More than 42,000 people participated in a call-in survey conducted by the television network Televisa. About 72 percent said the movie should be shown, while 28 percent said it should be banned.

The film stars the rising young Mexican actor Gael Garcia, who made a big impression in the Oscar-nominated film Amores Perros.

The makers of Father Amaro deny it was meant as an attack on the church.

"The film shows a viewpoint of the church as an institution," said Carrera, the director. "It is not about religion, but rather a reflection on people who use religion to their own advantage, which is a reality."

The film comes at a time of political change in church-state relations in Mexico after the end of seven decades of anticlerical rule by the Institutional Revolutionary Party (PRI).

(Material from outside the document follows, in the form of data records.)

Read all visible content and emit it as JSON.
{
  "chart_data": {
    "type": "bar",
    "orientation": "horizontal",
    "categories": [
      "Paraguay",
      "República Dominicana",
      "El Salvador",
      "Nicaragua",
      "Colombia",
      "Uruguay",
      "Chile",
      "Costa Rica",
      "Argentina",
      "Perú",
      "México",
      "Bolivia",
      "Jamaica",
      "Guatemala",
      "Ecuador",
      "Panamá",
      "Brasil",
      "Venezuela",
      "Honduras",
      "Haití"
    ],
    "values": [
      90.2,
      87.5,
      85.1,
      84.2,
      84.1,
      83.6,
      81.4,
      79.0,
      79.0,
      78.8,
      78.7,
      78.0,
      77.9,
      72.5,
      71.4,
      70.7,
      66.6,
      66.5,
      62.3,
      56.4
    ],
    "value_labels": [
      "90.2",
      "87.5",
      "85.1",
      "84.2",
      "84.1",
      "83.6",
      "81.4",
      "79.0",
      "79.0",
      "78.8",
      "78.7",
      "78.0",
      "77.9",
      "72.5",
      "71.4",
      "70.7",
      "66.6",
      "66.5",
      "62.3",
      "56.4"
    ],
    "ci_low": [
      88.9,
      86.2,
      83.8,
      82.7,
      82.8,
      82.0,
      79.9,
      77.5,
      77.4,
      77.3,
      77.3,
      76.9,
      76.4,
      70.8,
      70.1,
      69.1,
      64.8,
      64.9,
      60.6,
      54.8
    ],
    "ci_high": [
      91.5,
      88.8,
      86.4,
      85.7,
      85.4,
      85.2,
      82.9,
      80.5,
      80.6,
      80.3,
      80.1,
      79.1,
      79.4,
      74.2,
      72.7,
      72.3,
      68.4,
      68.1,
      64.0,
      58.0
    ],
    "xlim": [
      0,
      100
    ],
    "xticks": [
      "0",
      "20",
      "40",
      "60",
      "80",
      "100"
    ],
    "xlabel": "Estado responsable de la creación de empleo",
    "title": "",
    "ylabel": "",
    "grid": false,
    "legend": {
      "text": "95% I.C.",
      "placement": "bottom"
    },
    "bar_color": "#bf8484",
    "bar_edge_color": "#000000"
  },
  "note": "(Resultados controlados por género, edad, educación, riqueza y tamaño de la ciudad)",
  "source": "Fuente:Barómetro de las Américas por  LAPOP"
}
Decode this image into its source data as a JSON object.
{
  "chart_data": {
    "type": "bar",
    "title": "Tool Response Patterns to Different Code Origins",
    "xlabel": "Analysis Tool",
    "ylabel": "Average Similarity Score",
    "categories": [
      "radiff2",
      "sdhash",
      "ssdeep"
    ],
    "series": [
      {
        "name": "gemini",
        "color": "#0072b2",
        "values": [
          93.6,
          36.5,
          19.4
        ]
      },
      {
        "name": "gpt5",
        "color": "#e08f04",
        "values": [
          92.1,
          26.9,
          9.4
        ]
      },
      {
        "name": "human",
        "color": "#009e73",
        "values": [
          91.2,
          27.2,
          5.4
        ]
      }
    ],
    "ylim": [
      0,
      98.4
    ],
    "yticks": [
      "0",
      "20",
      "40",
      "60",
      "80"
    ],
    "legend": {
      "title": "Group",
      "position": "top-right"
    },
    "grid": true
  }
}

Under the new conservative government of Vicente Fox, the church has been seeking to reimpose its authority.

A devout Catholic, Fox has challenged the country's once strict separation of church and state. During a visit to Mexico by Pope John Paul II last month, Fox broke with tradition by becoming the first Mexican president to attend a papal Mass and by kissing the pontiff's ring.

Although millions of Mexicans lined the streets of the capital to greet the pope, analysts say the country's 90-million Catholics are less enamored of their bishops.

"This movie is not censurable, our country has gone beyond that. This whole thing has shown we are not a conservative country," Garcia told a Mexico City news conference.

Both the national film institute and the government's arts council took out full-page advertisements in Mexican newspapers to justify their backing of the movie, which was updated from a 19th century Portuguese satire.

"The church is part of the old Mexico that still wants to have power," said Carrera. "But Mexican society is a lot more mature than that."